Abstract

Rhabdomyolysis is characterized by muscular necrosis and the release of intracellular muscle contents into circulation. The most common cause of primary hypothyroidism is Hashimoto’s thyroiditis (HT) in iodine-adequate areas. Although hypothyroid myopathy is commonly seen, rhabdomyolysis is a rare reported but serious complication in patients with HT. This case report aims to highlight this rare complication, so that diagnosticians will consider this in their differential diagnosis. A 44-year-old African American male with a history of asthma and hypertension presented to the emergency room due to mild generalized muscle cramps started several weeks ago. It worsened recently after he started a new job that required him to work in the yard for 3-6 hours daily. He denied any new medications, recent trauma, drug use, insect bites, sick contacts, recent travel, or strenuous exercise. His vital signs were stable. Initial laboratory workups were significant for elevated creatinine kinase at 4299 unit/L and creatinine of 1.57 mg/dl.
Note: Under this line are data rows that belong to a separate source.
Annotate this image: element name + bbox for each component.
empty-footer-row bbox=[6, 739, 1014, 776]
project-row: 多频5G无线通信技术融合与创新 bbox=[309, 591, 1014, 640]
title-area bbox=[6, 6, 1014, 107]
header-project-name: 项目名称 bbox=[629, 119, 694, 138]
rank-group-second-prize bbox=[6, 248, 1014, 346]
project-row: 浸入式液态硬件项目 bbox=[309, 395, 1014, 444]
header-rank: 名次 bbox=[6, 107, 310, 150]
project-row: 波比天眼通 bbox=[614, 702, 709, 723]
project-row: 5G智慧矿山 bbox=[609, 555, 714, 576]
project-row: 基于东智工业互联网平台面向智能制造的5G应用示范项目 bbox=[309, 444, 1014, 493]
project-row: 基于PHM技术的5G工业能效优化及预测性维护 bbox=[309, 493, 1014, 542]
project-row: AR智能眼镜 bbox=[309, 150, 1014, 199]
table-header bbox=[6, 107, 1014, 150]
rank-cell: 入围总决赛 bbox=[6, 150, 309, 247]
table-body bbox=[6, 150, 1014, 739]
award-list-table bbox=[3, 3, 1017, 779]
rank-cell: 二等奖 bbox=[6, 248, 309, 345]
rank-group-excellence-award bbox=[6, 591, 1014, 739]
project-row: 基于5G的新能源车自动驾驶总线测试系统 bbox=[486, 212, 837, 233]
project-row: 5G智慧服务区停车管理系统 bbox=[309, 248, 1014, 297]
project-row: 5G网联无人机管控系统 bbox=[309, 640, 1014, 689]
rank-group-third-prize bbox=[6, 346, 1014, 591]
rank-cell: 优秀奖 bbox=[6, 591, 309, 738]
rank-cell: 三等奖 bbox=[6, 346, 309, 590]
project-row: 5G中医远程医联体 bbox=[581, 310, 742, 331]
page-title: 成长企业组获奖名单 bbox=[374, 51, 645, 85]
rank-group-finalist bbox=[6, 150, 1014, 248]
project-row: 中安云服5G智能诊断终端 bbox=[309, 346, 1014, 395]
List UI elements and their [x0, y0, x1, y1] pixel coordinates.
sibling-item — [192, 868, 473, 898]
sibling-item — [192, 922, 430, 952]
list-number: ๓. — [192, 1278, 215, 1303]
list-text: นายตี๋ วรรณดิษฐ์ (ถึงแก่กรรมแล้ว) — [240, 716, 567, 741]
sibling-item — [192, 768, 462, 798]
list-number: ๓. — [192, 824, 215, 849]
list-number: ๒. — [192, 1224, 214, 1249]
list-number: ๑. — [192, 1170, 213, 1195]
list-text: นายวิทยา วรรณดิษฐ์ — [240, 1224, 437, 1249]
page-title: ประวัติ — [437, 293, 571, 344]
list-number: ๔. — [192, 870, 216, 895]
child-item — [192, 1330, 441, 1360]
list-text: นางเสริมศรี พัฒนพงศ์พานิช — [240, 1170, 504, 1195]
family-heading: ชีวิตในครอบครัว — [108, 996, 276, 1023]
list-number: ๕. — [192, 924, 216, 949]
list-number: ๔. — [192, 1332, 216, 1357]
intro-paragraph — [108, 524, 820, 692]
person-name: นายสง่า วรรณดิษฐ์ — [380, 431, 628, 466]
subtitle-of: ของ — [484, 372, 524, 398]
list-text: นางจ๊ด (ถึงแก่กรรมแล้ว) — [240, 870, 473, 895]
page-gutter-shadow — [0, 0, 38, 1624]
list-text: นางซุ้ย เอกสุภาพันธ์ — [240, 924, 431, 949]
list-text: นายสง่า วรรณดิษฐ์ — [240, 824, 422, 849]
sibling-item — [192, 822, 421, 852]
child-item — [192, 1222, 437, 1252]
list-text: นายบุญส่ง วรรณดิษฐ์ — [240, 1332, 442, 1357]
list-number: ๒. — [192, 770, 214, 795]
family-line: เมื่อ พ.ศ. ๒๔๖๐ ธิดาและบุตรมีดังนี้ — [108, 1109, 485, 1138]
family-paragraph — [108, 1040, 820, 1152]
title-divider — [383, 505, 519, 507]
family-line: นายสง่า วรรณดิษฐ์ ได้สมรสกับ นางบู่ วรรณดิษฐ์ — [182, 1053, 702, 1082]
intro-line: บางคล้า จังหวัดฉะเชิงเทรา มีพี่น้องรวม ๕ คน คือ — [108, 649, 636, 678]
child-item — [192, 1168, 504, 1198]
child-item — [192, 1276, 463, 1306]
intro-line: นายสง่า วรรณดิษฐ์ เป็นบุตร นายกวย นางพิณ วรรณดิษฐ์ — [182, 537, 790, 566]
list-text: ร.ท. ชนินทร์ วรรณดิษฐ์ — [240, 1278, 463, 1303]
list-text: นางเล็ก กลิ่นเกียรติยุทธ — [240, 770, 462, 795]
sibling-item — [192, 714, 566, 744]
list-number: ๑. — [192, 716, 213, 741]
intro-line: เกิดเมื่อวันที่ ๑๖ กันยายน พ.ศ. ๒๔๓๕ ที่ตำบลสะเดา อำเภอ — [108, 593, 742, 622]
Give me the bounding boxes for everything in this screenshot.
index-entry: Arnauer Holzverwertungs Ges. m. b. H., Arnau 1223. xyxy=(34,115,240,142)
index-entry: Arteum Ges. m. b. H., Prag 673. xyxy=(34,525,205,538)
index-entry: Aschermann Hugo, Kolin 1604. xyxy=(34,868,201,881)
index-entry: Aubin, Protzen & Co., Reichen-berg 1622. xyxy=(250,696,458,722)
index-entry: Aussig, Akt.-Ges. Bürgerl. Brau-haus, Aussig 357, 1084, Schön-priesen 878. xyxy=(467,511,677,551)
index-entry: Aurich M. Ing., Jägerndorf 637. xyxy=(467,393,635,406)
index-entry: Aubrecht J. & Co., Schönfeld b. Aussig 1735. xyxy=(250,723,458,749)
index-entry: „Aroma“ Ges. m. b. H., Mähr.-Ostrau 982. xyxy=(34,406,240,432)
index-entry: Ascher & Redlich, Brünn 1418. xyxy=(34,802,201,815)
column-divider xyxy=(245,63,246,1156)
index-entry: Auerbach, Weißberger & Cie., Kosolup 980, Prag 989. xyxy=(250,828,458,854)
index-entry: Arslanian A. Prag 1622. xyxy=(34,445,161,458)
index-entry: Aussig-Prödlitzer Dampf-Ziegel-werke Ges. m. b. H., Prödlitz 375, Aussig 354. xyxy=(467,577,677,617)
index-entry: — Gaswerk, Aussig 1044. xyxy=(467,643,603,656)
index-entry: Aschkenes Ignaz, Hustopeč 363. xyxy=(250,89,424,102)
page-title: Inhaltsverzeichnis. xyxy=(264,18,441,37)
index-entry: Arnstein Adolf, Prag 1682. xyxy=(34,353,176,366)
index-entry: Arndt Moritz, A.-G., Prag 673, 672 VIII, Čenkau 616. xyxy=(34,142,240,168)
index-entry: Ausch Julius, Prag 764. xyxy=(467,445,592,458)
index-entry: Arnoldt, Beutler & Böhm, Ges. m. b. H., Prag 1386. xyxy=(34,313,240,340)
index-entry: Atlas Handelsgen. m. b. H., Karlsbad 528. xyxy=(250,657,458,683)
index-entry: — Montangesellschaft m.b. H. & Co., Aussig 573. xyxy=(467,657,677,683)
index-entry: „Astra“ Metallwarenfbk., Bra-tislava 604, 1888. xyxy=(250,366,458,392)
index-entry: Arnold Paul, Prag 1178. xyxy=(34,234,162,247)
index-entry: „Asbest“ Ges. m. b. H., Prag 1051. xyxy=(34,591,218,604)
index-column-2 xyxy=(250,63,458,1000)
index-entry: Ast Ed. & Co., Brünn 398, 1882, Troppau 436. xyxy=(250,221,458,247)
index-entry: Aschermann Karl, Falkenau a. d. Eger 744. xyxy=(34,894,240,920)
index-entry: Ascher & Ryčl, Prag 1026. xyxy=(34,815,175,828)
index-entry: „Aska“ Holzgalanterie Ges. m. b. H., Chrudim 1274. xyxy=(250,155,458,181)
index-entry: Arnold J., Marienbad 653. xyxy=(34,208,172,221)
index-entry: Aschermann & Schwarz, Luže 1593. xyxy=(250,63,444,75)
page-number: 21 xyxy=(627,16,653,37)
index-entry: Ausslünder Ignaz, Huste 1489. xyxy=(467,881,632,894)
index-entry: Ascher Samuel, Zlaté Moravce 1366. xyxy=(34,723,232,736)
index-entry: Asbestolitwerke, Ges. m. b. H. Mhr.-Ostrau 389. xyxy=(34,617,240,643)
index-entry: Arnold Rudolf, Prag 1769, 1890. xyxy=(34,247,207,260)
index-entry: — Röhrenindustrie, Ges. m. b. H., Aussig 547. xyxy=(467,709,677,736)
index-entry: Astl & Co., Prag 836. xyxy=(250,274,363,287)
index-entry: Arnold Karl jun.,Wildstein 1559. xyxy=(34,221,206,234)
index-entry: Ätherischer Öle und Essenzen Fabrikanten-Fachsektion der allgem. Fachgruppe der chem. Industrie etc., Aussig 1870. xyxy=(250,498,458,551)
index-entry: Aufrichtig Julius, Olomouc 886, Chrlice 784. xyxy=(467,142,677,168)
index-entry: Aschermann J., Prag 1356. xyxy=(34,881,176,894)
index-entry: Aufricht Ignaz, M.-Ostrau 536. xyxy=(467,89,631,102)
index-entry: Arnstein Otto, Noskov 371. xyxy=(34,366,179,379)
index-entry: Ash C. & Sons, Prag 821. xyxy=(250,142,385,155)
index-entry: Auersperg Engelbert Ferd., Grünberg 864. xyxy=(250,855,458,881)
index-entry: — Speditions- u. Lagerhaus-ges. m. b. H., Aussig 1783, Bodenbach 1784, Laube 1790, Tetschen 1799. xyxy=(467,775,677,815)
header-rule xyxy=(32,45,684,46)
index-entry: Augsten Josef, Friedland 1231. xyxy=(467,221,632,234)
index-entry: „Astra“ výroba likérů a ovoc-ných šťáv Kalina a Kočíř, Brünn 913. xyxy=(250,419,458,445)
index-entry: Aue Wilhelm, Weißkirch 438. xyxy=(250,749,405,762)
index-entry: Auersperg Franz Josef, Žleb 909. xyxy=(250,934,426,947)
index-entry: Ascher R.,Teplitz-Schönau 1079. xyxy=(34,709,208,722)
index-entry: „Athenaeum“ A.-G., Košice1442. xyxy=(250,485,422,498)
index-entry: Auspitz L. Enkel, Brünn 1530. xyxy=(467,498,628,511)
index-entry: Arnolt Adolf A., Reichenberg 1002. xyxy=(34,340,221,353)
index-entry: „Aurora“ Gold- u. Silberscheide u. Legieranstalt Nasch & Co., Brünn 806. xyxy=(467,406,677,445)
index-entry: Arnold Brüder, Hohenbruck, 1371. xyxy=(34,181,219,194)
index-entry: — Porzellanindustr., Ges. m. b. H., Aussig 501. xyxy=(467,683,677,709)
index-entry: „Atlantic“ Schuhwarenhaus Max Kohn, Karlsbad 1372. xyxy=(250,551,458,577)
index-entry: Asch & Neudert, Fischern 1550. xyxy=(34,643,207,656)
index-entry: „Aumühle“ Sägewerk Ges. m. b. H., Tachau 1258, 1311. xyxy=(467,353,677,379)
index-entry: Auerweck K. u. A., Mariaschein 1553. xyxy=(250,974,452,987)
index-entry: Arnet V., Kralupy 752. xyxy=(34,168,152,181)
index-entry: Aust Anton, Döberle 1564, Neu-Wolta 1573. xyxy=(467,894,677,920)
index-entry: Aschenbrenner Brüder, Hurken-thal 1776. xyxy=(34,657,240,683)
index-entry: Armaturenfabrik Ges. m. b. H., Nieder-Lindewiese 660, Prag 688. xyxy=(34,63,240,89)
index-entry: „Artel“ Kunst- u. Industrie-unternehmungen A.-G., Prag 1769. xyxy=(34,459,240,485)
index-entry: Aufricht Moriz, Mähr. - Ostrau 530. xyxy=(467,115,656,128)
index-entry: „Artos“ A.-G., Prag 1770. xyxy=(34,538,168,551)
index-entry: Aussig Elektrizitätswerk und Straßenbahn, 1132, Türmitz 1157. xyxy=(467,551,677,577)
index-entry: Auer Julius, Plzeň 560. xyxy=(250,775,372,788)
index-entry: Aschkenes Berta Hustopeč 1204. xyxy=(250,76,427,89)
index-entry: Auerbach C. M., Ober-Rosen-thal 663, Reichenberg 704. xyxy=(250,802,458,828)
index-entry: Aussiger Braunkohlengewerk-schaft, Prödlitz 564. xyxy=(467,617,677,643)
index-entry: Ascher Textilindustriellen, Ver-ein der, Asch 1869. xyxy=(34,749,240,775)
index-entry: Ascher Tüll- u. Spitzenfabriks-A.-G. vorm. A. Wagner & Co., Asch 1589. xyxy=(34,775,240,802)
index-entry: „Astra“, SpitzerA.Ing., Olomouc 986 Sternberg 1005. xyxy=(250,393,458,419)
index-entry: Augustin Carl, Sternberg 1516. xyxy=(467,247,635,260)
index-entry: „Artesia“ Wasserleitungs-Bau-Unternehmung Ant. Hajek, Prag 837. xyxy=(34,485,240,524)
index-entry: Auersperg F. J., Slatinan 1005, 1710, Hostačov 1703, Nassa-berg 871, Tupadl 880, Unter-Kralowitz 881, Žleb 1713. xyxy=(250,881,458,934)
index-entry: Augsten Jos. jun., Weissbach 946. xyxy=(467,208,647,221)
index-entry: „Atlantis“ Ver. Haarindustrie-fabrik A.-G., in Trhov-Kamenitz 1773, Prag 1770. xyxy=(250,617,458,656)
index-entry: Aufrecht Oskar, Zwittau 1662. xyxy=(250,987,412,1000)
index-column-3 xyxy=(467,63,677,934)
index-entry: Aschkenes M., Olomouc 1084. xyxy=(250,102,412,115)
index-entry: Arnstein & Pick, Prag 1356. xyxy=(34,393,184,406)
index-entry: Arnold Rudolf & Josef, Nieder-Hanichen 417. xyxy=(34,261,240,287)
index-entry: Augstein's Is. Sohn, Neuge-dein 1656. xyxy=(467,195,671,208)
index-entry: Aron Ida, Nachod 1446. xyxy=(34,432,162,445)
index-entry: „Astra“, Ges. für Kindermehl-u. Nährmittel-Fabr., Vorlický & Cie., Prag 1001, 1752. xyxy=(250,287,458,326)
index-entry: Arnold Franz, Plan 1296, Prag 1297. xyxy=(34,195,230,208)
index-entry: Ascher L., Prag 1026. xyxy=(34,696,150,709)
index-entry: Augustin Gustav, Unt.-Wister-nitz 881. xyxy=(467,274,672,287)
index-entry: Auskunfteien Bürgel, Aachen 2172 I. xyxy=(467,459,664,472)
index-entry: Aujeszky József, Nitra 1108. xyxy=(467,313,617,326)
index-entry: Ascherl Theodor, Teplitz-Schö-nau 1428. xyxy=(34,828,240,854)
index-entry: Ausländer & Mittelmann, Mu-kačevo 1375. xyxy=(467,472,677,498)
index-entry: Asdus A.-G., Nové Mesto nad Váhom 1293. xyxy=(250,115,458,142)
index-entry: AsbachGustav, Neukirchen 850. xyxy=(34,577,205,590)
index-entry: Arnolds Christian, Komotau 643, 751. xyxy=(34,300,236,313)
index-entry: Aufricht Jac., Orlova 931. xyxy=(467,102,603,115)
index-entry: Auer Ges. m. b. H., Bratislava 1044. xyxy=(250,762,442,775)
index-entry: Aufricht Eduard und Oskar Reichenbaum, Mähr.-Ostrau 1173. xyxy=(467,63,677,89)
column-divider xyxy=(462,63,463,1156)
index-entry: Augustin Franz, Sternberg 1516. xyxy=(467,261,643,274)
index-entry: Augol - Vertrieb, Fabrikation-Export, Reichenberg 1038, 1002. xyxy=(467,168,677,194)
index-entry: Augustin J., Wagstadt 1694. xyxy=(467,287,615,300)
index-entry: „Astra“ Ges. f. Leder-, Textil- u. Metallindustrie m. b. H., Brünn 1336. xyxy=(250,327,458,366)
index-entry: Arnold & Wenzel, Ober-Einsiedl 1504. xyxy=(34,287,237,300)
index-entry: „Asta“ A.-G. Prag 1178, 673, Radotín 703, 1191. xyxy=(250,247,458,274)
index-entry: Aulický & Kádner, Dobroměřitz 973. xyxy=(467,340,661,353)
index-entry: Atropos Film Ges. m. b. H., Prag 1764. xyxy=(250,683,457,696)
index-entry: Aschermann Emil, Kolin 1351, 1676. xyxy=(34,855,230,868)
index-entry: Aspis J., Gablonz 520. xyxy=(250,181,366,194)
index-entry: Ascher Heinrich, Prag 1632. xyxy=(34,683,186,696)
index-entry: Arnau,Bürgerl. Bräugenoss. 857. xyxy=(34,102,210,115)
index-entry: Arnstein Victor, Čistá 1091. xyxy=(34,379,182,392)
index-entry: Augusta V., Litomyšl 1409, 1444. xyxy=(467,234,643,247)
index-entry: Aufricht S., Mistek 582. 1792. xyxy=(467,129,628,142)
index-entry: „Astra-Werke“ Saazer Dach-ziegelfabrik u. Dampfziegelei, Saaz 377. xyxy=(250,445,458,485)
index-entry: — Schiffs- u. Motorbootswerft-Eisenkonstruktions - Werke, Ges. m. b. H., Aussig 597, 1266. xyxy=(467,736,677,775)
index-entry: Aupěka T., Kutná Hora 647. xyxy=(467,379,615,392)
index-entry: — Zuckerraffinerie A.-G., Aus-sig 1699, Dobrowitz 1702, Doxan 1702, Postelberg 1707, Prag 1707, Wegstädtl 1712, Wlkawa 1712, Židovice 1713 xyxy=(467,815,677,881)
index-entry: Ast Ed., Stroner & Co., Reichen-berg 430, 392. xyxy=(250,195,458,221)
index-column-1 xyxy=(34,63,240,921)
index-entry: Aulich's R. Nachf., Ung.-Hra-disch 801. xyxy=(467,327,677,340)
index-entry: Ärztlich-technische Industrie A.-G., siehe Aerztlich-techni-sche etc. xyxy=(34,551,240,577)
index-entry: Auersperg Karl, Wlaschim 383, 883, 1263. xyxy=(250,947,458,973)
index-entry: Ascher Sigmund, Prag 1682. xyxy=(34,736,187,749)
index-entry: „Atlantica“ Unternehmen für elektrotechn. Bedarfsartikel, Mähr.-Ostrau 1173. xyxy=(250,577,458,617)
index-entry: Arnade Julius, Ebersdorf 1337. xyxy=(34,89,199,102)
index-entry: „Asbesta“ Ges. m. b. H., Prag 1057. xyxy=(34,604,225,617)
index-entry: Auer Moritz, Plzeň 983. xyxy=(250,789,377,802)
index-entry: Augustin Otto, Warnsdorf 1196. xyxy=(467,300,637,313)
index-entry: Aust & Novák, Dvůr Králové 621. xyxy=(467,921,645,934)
Notably, his thyroid stimulating hormone was 42.94 uIU/mL, free thyroxine (T4) was 0.48 ng/mL, and his anti-microsomal antibody was >1300 units/mL. He was admitted to hospital for rhabdomyolysis secondary to Hashimoto’s thyroiditis. Levothyroxine therapy and intravenous fluid were given. His condition improved and was ultimately discharged with close primary and endocrinology follow-up. Hypothyroidism is well-associated with musculoskeletal problems, and it is estimated that around one-third of patients are accompanied with myopathy symptoms. Mechanism of hypothyroidism-induced myopathy is not fully understood. It is thought, however, to be linked to thyroxine’s role in glycogenolysis and mitochondrial oxidative processes. Thus, insufficiency of thyroxine may damage myocytes due to oxidative stress and may eventually lead to rhabdomyolysis. Although Hashimoto’s thyroiditis is recognized as one of the most common causes of hypothyroidism, as per our knowledge, this is the first case that a patient initially presenting with rhabdomyolysis was found out to have Hashimoto’s thyroiditis. Thus, hypothyroidism should be kept on the differential in patients with suspicion of rhabdomyolysis, and a thyroid panel should be considered as one of the initial workups.